RABAT (16 September 2011) – The UN Independent Expert in the field of cultural rights, Farida Shaheed, urged the Moroccan Government on Friday to further promote cultural rights and diversity in the country, by expanding current initiatives and reaching all cultural communities, including minorities.

“The exemplary coexistence of different cultures, together with mutual respect and tolerance, are essential for prosperity and should be encouraged and widely supported and promoted,” Ms. Shaheed said* at the end of her official mission, which took place from 5-16 September.

“Guaranteeing the protection of human rights through supportive legal and policy frameworks alongside practical, targeted interventions that place empowerment and meaningful community engagement at their centre are necessary to ensure the full enjoyment of cultural rights for all,” she stressed.

During her twelve-day mission, the human rights expert went to Rabat, Casablanca, Agadir, Marrakesh, Fes, Meknes, and Khemisset in Morocco, where she met with Government officials and civil society representatives, in addition to academics, grass roots leaders, and representatives from different cultural communities and minority groups.

The Independent Expert welcomed a number of “excellent initiatives” to promote cultural rights and cultural diversity, especially the government initiative of the Centre Régional de Documentation d’Animation et de Production Pédagogique in Marrakesh.

This programme has managed to halve dropout rates in a short period of time; support the self-expression of students through various media, and engage students with cultural heritage and participation in cultural life in an imaginative and effective manner. “Initiatives such as this should be replicated in other regions,” Ms. Shaheed recommended.

“I was particularly impressed with the work and the enthusiasm of the filles cavalières community group in Khemisset,” she said. “This initiative not only preserves the culture of Moroccan society as a living tradition, but also gives a new impetus to women’s participation in cultural life and their contribution to continuing a cultural heritage that was traditionally embodied by men.” Ms. Shaheed also urged the Government to consider extending support to such community based initiatives.

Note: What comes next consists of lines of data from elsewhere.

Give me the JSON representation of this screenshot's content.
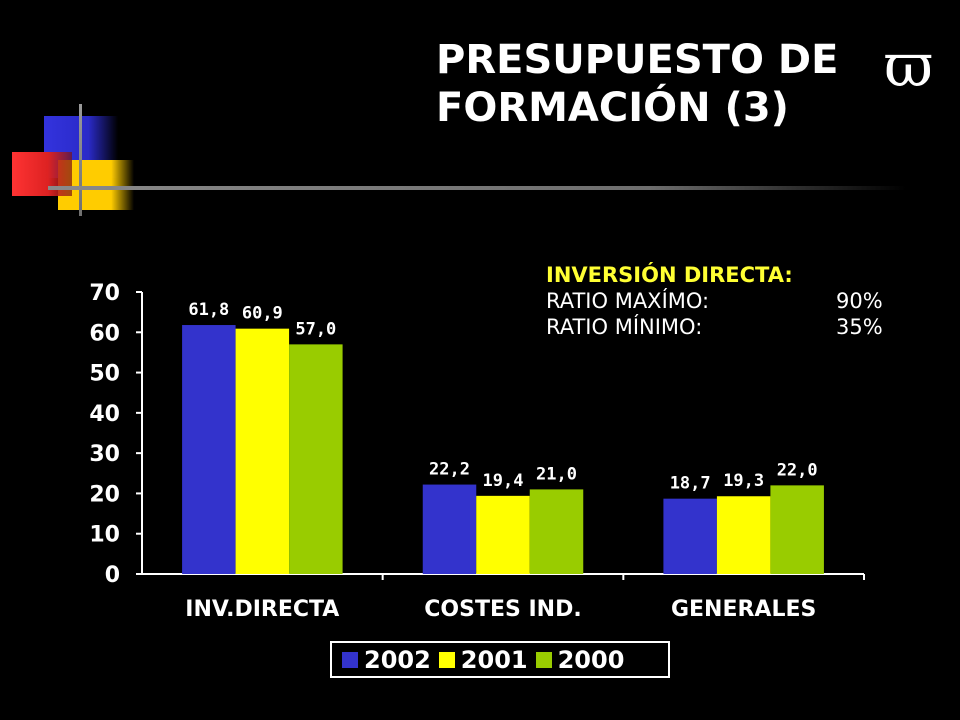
{
  "header": {
    "title_line1": "PRESUPUESTO DE",
    "title_line2": "FORMACIÓN (3)",
    "symbol": "ϖ"
  },
  "info_box": {
    "heading": "INVERSIÓN DIRECTA:",
    "rows": [
      {
        "label": "RATIO MAXÍMO:",
        "value": "90%"
      },
      {
        "label": "RATIO MÍNIMO:",
        "value": "35%"
      }
    ]
  },
  "colors": {
    "series_2002": "#3333cc",
    "series_2001": "#ffff00",
    "series_2000": "#99cc00",
    "heading_yellow": "#ffff33"
  },
  "chart_data": {
    "type": "bar",
    "categories": [
      "INV.DIRECTA",
      "COSTES IND.",
      "GENERALES"
    ],
    "series": [
      {
        "name": "2002",
        "values": [
          61.8,
          22.2,
          18.7
        ],
        "labels": [
          "61,8",
          "22,2",
          "18,7"
        ],
        "color": "#3333cc"
      },
      {
        "name": "2001",
        "values": [
          60.9,
          19.4,
          19.3
        ],
        "labels": [
          "60,9",
          "19,4",
          "19,3"
        ],
        "color": "#ffff00"
      },
      {
        "name": "2000",
        "values": [
          57.0,
          21.0,
          22.0
        ],
        "labels": [
          "57,0",
          "21,0",
          "22,0"
        ],
        "color": "#99cc00"
      }
    ],
    "ylim": [
      0,
      70
    ],
    "yticks": [
      "0",
      "10",
      "20",
      "30",
      "40",
      "50",
      "60",
      "70"
    ],
    "legend_position": "bottom",
    "grid": false
  }
}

“The new Constitution places greater emphasis on cultural rights and diversity and confers an official status to the languages of the Amazigh population, and I call upon the government to make a tangible reality of these commitments by passing relevant bylaws without delay,” the UN Independent Expert said.

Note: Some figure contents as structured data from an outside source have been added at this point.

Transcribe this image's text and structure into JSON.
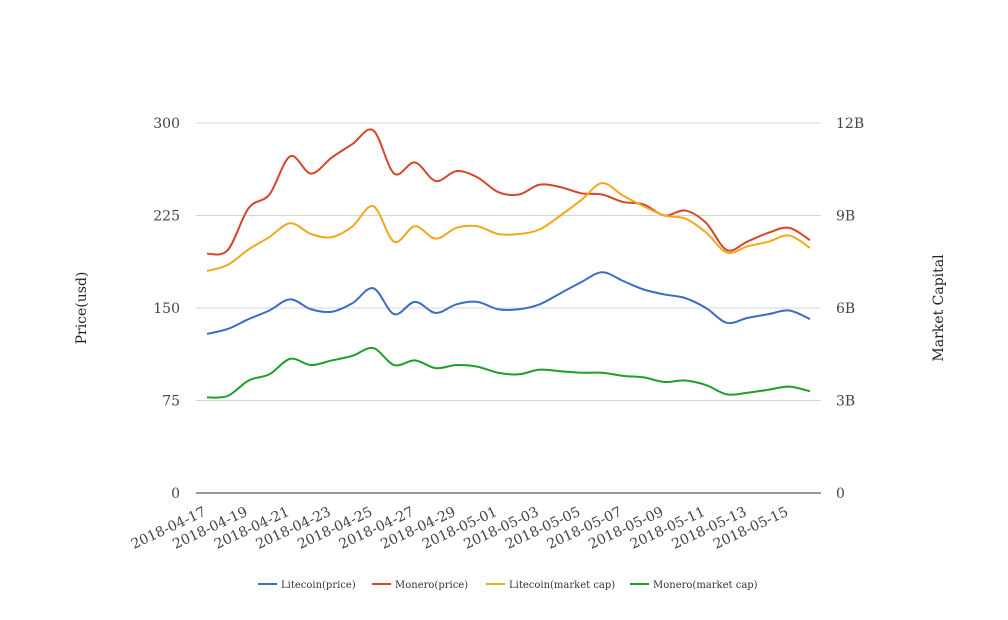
{
  "chart_data": {
    "type": "line",
    "title": "",
    "ylabel_left": "Price(usd)",
    "ylabel_right": "Market Capital",
    "ylim_left": [
      0,
      300
    ],
    "ylim_right": [
      0,
      12000000000
    ],
    "yticks_left": [
      "0",
      "75",
      "150",
      "225",
      "300"
    ],
    "yticks_right": [
      "0",
      "3B",
      "6B",
      "9B",
      "12B"
    ],
    "x_tick_labels": [
      "2018-04-17",
      "2018-04-19",
      "2018-04-21",
      "2018-04-23",
      "2018-04-25",
      "2018-04-27",
      "2018-04-29",
      "2018-05-01",
      "2018-05-03",
      "2018-05-05",
      "2018-05-07",
      "2018-05-09",
      "2018-05-11",
      "2018-05-13",
      "2018-05-15"
    ],
    "grid": true,
    "legend_position": "bottom",
    "x": [
      "2018-04-17",
      "2018-04-18",
      "2018-04-19",
      "2018-04-20",
      "2018-04-21",
      "2018-04-22",
      "2018-04-23",
      "2018-04-24",
      "2018-04-25",
      "2018-04-26",
      "2018-04-27",
      "2018-04-28",
      "2018-04-29",
      "2018-04-30",
      "2018-05-01",
      "2018-05-02",
      "2018-05-03",
      "2018-05-04",
      "2018-05-05",
      "2018-05-06",
      "2018-05-07",
      "2018-05-08",
      "2018-05-09",
      "2018-05-10",
      "2018-05-11",
      "2018-05-12",
      "2018-05-13",
      "2018-05-14",
      "2018-05-15",
      "2018-05-16"
    ],
    "series": [
      {
        "name": "Litecoin(price)",
        "axis": "left",
        "color": "#3d6cc4",
        "values": [
          129,
          133,
          141,
          148,
          157,
          149,
          147,
          154,
          166,
          145,
          155,
          146,
          153,
          155,
          149,
          149,
          153,
          162,
          171,
          179,
          172,
          165,
          161,
          158,
          150,
          138,
          142,
          145,
          148,
          141
        ]
      },
      {
        "name": "Monero(price)",
        "axis": "left",
        "color": "#d5462a",
        "values": [
          194,
          197,
          231,
          242,
          273,
          259,
          272,
          283,
          294,
          259,
          268,
          253,
          261,
          256,
          244,
          242,
          250,
          248,
          243,
          242,
          236,
          234,
          225,
          229,
          219,
          197,
          204,
          211,
          215,
          205
        ]
      },
      {
        "name": "Litecoin(market cap)",
        "axis": "right",
        "color": "#f0a81c",
        "values": [
          7200000000,
          7400000000,
          7900000000,
          8300000000,
          8750000000,
          8400000000,
          8300000000,
          8650000000,
          9300000000,
          8150000000,
          8650000000,
          8250000000,
          8600000000,
          8650000000,
          8400000000,
          8400000000,
          8550000000,
          9000000000,
          9500000000,
          10050000000,
          9650000000,
          9300000000,
          9000000000,
          8900000000,
          8450000000,
          7800000000,
          8000000000,
          8150000000,
          8350000000,
          7950000000
        ]
      },
      {
        "name": "Monero(market cap)",
        "axis": "right",
        "color": "#1e9f26",
        "values": [
          3100000000,
          3150000000,
          3650000000,
          3850000000,
          4350000000,
          4150000000,
          4300000000,
          4450000000,
          4700000000,
          4150000000,
          4300000000,
          4050000000,
          4150000000,
          4100000000,
          3900000000,
          3850000000,
          4000000000,
          3950000000,
          3900000000,
          3900000000,
          3800000000,
          3750000000,
          3600000000,
          3650000000,
          3500000000,
          3200000000,
          3250000000,
          3350000000,
          3450000000,
          3300000000
        ]
      }
    ]
  }
}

“I also visited Dakhla in Western Sahara where I learnt about numerous festivals promoting the cultural heritage of Western Sahara, although some Saharawi musicians were denied participation because of the specific cultural references contained in their proposed performances. A number were also unable to give their children Hassani names,” Ms. Shaheed said. “Measures that limit the cultural rights of the population of Western Sahara should be immediately revoked.”

Ms. Farida Shaheed took up her functions as Independent Expert in the field of cultural rights on 1 November 2009. She has worked for more than 25 years promoting and protecting cultural rights by fostering policies and projects designed in culturally sensitive ways to support the rights of marginalized sectors, including women, peasants, and religious and ethnic minorities. She has been the recipient of several national and international human rights awards, and is an experienced participant in negotiations at international, regional and national levels.